Understanding Multithreaded Debugging

Language:

dbx recognizes a multithreaded program by detecting whether it utilizes libthread.so. The program uses libthread.so either by explicitly being compiled with -lthread or -mt, or implicitly by being compiled with -lpthread.

When it detects a multithreaded program, dbx tries to load libthread_db.so, a special system library for thread debugging located in /usr/lib.

dbx is synchronous, so when any thread or lightweight process (LWP) stops, all other threads and LWPs sympathetically stop. This behavior is sometimes referred to as the “stop the world” model.

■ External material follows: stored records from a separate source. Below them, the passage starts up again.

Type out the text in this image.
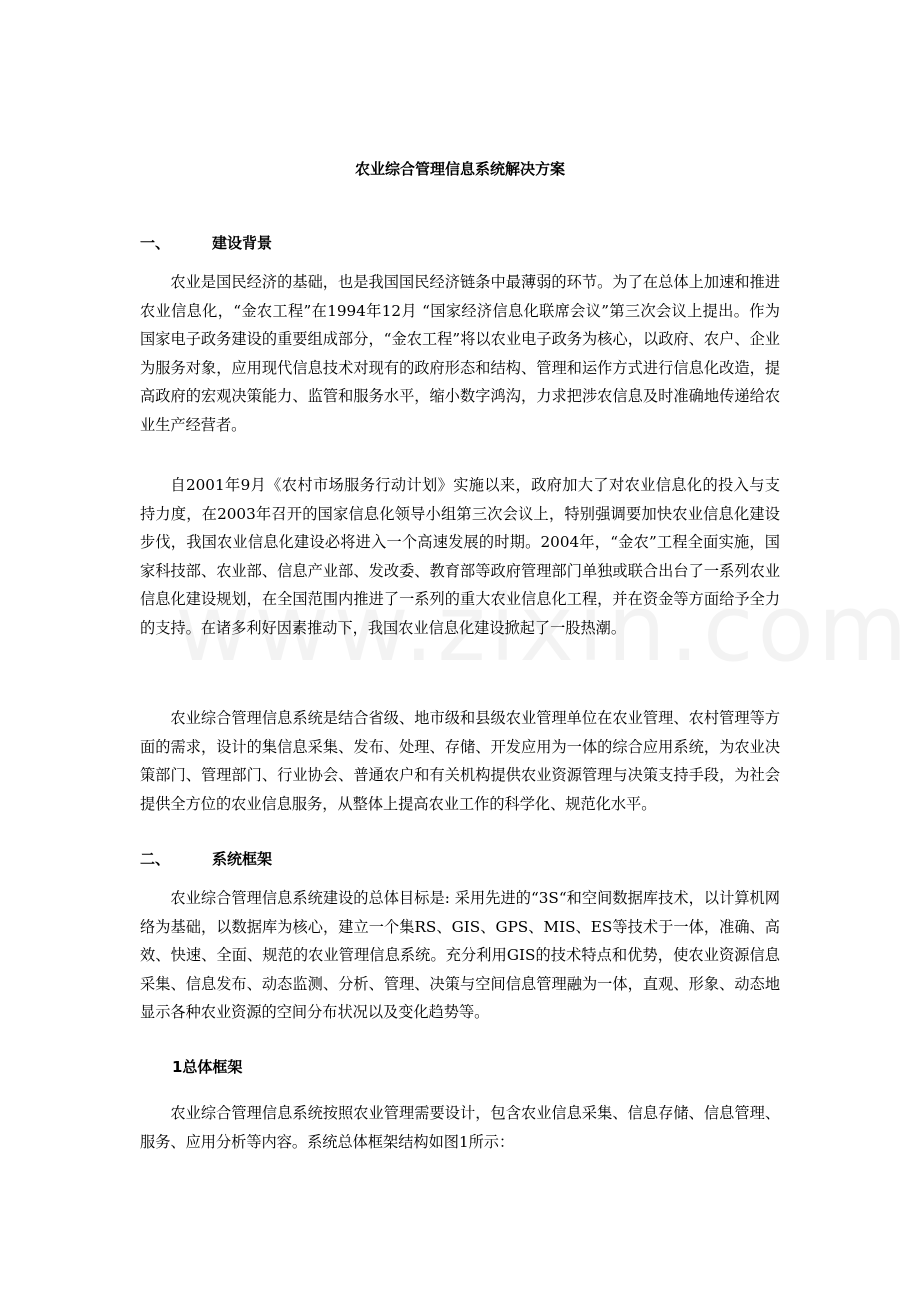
农业综合管理信息系统解决方案
一、	建设背景

农业是国民经济的基础，也是我国国民经济链条中最薄弱的环节。为了在总体上加速和推进农业信息化，“金农工程”在1994年12月 “国家经济信息化联席会议”第三次会议上提出。作为国家电子政务建设的重要组成部分，“金农工程”将以农业电子政务为核心，以政府、农户、企业为服务对象，应用现代信息技术对现有的政府形态和结构、管理和运作方式进行信息化改造，提高政府的宏观决策能力、监管和服务水平，缩小数字鸿沟，力求把涉农信息及时准确地传递给农业生产经营者。

自2001年9月《农村市场服务行动计划》实施以来，政府加大了对农业信息化的投入与支持力度，在2003年召开的国家信息化领导小组第三次会议上，特别强调要加快农业信息化建设步伐，我国农业信息化建设必将进入一个高速发展的时期。2004年，“金农”工程全面实施，国家科技部、农业部、信息产业部、发改委、教育部等政府管理部门单独或联合出台了一系列农业信息化建设规划，在全国范围内推进了一系列的重大农业信息化工程，并在资金等方面给予全力的支持。在诸多利好因素推动下，我国农业信息化建设掀起了一股热潮。

农业综合管理信息系统是结合省级、地市级和县级农业管理单位在农业管理、农村管理等方面的需求，设计的集信息采集、发布、处理、存储、开发应用为一体的综合应用系统，为农业决策部门、管理部门、行业协会、普通农户和有关机构提供农业资源管理与决策支持手段，为社会提供全方位的农业信息服务，从整体上提高农业工作的科学化、规范化水平。

二、	系统框架

农业综合管理信息系统建设的总体目标是: 采用先进的“3S“和空间数据库技术，以计算机网络为基础，以数据库为核心，建立一个集RS、GIS、GPS、MIS、ES等技术于一体，准确、高效、快速、全面、规范的农业管理信息系统。充分利用GIS的技术特点和优势，使农业资源信息采集、信息发布、动态监测、分析、管理、决策与空间信息管理融为一体，直观、形象、动态地显示各种农业资源的空间分布状况以及变化趋势等。

1总体框架

农业综合管理信息系统按照农业管理需要设计，包含农业信息采集、信息存储、信息管理、服务、应用分析等内容。系统总体框架结构如图1所示：
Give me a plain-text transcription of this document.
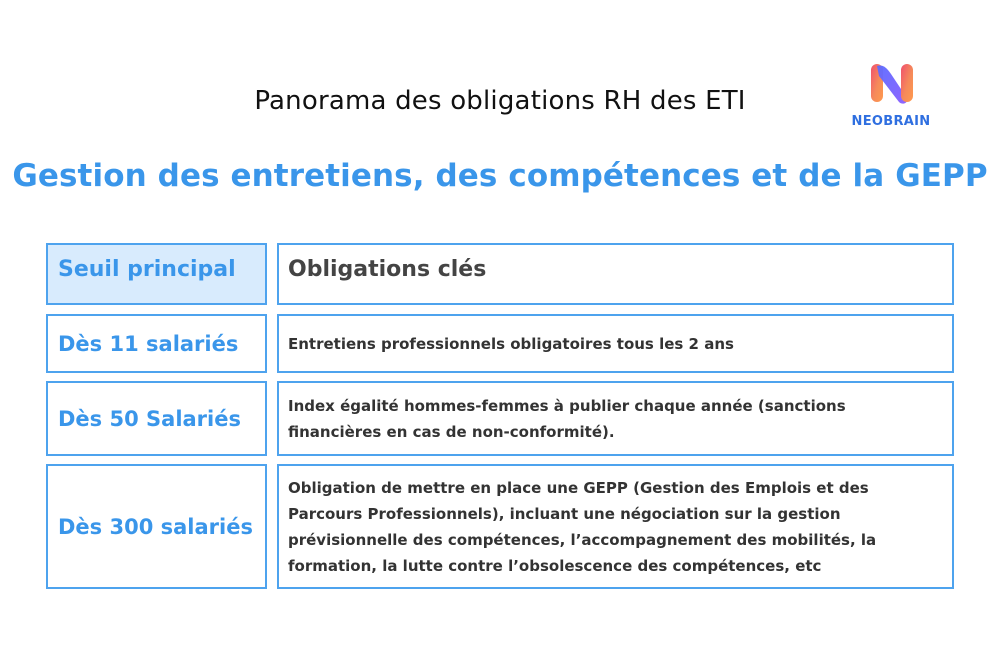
Panorama des obligations RH des ETI
NEOBRAIN
Gestion des entretiens, des compétences et de la GEPP
Seuil principal Obligations clés
Dès 11 salariés	Entretiens professionnels obligatoires tous les 2 ans
Dès 50 Salariés
Index égalité hommes-femmes à publier chaque année (sanctions financières en cas de non-conformité).
Dès 300 salariés
Obligation de mettre en place une GEPP (Gestion des Emplois et des Parcours Professionnels), incluant une négociation sur la gestion prévisionnelle des compétences, l’accompagnement des mobilités, la formation, la lutte contre l’obsolescence des compétences, etc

Note - For information on multithreaded programming and LWPs, see the Oracle Solaris Multithreaded Programming Guide.

Thread Information

The thread information shown in the following example is available in dbx.

(dbx) threads
    t@1 a l@1  ?()  running   in main()
    t@2      ?() asleep on 0xef751450  in_swtch()
    t@3 b l@2  ?()  running in sigwait()
    t@4     consumer()  asleep on 0x22bb0 in _lwp_sema_wait()
  *>t@5 b l@4 consumer()  breakpoint     in Queue_dequeue()
    t@6 b l@5 producer()     running       in _thread_start()
(dbx)

For native code, each line of information is composed of the following:

The * (asterisk) indicates that an event requiring user attention has occurred in this thread. Usually this is a breakpoint.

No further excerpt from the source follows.